Sein Urteil war bares Geld wert
Veröffentlicht in: Justiz, Porträts
Horbs Amtsgerichts-Direktor Wolfgang Heuer wechselt als Vorsitzender Richter ans Landgericht Rottweil
Als Horber Amtsgerichts-Direktor ging Wolfgang Heuer vor drei Wochen in den Urlaub – als Vorsitzender Richter des Landgerichts Rottweil ist er gestern zurückgekehrt.

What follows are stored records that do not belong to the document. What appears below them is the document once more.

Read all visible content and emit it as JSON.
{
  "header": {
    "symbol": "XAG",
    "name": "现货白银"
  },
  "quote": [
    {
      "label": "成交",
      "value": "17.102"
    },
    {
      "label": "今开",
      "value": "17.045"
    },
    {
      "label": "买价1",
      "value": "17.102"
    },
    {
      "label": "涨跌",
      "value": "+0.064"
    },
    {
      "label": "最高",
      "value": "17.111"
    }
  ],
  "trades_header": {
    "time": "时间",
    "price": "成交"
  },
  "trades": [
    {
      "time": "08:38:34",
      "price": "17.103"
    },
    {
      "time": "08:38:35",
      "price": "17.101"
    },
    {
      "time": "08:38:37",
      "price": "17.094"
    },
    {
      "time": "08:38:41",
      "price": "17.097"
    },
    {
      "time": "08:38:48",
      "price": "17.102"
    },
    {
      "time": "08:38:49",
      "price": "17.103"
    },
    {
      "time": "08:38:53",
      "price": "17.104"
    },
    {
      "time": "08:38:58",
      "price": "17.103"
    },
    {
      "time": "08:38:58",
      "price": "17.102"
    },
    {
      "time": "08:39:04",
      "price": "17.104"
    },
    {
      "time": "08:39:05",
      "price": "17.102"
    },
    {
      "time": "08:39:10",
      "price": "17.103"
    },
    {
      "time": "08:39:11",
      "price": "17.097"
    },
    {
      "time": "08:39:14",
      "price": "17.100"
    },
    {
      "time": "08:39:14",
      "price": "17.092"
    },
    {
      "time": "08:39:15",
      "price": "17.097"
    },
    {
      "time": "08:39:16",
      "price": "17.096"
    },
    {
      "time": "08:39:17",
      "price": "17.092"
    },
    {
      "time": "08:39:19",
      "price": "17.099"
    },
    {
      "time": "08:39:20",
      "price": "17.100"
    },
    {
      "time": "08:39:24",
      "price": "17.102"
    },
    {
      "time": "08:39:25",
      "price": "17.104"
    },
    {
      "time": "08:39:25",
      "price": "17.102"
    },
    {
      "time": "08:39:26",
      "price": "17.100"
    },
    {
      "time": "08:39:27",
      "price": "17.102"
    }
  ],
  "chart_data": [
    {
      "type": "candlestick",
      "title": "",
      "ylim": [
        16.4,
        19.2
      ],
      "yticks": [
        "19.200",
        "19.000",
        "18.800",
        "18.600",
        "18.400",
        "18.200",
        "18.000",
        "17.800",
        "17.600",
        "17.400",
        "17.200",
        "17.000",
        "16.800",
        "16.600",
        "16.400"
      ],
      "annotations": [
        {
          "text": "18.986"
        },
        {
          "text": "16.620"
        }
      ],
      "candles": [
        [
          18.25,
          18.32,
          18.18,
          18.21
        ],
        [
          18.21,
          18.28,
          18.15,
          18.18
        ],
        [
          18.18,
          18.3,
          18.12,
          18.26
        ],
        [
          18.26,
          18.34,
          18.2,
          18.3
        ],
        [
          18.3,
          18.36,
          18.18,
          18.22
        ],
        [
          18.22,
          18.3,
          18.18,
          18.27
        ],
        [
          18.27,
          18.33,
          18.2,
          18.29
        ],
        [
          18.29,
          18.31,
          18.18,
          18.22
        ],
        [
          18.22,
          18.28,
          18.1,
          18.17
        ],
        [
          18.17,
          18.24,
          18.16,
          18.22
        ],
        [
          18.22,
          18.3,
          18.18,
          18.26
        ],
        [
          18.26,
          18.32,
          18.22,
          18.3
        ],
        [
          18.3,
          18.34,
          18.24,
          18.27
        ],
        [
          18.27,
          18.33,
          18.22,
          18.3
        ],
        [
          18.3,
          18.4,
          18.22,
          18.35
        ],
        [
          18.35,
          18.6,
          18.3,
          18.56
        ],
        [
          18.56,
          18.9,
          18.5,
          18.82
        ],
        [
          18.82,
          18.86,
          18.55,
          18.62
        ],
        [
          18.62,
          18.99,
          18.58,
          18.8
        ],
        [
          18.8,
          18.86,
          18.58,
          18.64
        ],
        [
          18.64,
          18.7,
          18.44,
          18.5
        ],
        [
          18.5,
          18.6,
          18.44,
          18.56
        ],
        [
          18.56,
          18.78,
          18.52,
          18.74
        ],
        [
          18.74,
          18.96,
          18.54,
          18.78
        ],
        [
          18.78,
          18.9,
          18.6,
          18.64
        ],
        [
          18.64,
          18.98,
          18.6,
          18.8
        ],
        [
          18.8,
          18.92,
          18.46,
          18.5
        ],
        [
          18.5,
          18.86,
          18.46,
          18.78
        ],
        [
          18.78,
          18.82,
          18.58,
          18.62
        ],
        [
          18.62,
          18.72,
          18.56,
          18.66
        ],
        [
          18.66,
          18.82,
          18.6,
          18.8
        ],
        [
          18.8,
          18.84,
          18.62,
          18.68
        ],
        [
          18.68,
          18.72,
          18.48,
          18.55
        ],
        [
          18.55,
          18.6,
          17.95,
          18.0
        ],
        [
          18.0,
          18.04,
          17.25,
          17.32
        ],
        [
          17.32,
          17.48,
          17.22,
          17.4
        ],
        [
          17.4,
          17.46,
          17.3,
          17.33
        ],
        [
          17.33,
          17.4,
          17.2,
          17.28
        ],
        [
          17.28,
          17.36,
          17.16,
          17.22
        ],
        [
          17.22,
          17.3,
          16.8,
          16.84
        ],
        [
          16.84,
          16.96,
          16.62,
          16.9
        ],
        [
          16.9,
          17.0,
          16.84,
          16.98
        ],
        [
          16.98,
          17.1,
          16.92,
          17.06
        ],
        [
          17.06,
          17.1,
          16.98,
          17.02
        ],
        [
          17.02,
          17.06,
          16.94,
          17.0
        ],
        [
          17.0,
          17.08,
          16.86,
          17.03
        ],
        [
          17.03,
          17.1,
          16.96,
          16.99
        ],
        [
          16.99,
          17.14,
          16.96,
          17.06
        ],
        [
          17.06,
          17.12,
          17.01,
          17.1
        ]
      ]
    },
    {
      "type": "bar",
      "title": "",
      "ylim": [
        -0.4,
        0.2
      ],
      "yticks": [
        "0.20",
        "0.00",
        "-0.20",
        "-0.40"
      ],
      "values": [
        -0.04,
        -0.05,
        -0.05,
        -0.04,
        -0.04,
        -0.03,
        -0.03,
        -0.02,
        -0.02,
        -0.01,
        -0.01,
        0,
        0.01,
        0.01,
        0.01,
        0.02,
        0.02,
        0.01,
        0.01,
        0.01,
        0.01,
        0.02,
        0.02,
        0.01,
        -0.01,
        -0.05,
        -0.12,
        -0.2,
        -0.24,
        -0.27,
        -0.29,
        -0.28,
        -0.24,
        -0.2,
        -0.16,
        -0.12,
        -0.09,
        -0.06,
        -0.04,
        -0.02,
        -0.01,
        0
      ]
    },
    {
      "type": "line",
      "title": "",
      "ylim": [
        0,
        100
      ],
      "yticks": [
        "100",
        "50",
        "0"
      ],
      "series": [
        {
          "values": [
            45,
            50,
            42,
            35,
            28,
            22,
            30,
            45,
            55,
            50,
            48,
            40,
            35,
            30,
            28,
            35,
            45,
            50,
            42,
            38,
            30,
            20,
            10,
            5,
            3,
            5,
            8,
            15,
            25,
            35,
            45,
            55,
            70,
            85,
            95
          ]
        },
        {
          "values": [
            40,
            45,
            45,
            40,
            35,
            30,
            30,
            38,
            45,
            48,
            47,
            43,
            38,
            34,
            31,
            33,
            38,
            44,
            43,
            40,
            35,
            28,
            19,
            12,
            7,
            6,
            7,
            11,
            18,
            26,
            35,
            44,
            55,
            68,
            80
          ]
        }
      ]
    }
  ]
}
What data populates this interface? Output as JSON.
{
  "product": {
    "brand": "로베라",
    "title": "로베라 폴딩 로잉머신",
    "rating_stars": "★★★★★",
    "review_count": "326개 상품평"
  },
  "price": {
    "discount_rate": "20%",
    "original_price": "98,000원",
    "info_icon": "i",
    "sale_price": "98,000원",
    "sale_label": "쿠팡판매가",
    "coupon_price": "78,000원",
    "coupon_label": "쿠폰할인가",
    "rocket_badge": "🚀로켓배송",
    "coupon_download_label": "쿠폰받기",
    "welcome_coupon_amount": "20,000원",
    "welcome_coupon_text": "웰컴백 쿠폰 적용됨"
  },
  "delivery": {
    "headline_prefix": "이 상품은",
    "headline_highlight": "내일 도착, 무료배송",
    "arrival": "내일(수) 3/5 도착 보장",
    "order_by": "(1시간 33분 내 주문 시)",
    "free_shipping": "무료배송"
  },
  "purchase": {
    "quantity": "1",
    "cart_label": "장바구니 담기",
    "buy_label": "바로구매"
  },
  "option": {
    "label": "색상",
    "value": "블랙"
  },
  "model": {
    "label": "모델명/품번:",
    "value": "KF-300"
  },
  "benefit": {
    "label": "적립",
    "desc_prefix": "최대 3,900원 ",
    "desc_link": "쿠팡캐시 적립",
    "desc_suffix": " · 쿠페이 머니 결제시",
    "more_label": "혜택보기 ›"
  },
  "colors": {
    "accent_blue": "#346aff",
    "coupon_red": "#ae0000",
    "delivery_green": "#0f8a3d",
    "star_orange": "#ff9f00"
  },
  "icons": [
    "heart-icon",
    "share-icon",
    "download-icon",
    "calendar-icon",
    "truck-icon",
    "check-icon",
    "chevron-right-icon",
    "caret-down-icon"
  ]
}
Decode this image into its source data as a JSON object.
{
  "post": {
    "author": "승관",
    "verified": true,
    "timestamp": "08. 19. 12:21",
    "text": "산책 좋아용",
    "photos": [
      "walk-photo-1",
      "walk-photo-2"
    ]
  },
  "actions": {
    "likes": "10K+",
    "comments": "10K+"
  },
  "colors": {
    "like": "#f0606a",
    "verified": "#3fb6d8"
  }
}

Horb. Die knapp zweieinhalbjährige Amtszeit von Wolfgang Heuer in Horb wird nicht nur einigen Angeklagten in Erinnerung bleiben… Im Juni hatte ein Schöffengericht unter seinem Vorsitz zwei Ex-Manager dazu verurteilt, 142.500 Euro an gemeinnützige Organisationen in Horb und Umgebung zu zahlen.
Egal, ob ein Betrüger aus der Chef-Etage oder ein Kaufhaus-Dieb vor ihm saß – der Richter urteilte „ohne Ansehen der Person“. So sprach er kürzlich einen Unternehmer namentlich in der Position an, in der er vor ihm stand: als Straftäter. Ihn und seinen Geschäftsführer-Komplizen stellte er nicht nur wegen ihres Betrugs zur Rede, sondern auch aus ethischen Gründen – weil sie teilweise nur 7,30 Euro Stundenlohn zahlten.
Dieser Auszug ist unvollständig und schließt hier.